Domainex has solved the key technical drug discovery challenges associated with KMTs, including generating a number of proprietary crystal structures, assays and a novel screening library of small molecule inhibitors. Targets of interest currently include, but are not limited to, G9a and EZH2.

Domainex's KMT discovery programme

View the Lysine Methyltransferases case study.

Domainex is at the forefront of epigenetic drug discovery and a world player in this field. It has utilized its core platform technologies to enable it to develop an impressive early discovery pipeline focussed on the lysine methyltransferase (KMTS) class of targets.
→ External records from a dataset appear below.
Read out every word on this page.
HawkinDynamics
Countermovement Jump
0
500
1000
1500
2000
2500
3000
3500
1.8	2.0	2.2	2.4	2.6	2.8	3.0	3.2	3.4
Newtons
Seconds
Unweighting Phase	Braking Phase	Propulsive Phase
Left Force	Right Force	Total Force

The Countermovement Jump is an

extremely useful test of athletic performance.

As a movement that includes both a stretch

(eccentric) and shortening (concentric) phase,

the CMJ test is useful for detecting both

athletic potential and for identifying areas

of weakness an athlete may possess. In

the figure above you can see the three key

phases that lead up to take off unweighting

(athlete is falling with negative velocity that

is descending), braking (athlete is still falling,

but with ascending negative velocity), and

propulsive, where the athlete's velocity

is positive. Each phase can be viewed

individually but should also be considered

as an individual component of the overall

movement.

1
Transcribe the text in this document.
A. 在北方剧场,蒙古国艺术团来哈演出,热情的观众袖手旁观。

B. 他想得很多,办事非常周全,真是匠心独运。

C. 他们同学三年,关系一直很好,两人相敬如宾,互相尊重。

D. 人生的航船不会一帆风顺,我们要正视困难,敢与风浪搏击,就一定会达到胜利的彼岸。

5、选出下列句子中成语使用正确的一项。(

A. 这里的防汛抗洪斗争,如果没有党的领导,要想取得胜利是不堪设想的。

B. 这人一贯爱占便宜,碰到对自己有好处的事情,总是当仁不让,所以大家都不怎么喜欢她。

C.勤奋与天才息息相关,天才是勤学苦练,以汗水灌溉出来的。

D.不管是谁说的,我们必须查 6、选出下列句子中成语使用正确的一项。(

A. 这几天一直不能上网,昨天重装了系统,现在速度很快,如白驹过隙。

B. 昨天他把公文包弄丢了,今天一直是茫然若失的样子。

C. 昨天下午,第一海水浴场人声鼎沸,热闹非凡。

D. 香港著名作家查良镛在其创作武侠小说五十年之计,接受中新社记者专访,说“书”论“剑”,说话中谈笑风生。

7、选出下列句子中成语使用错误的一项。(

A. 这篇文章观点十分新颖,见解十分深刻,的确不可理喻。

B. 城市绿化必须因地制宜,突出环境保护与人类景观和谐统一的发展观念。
There are key challenges in the study of KMTs, and Domainex has succeeded in establishing a platform on which to build a robust pipeline. It has:

  • Cloned and expressed a number of lysine methyltransferase enzymes (KMTs), making use of its proprietary Combinatorial Domain Hunting (CDH) technology.
  • Determined the crystal structure of a number of the KMTs and these protein structures are proving extremely useful for the design of inhibitors.
  • Established a range of biochemical systems that can be utilized across the target class, for example, using peptide, full-length histone H3, or higher complexes of H3.

Finally, Domainex has developed an entirely novel screening library of small molecules which can be utilized across the KMT enzyme class. At present four of these programmes are in the early lead optimization stage of drug discovery and continue to progress well.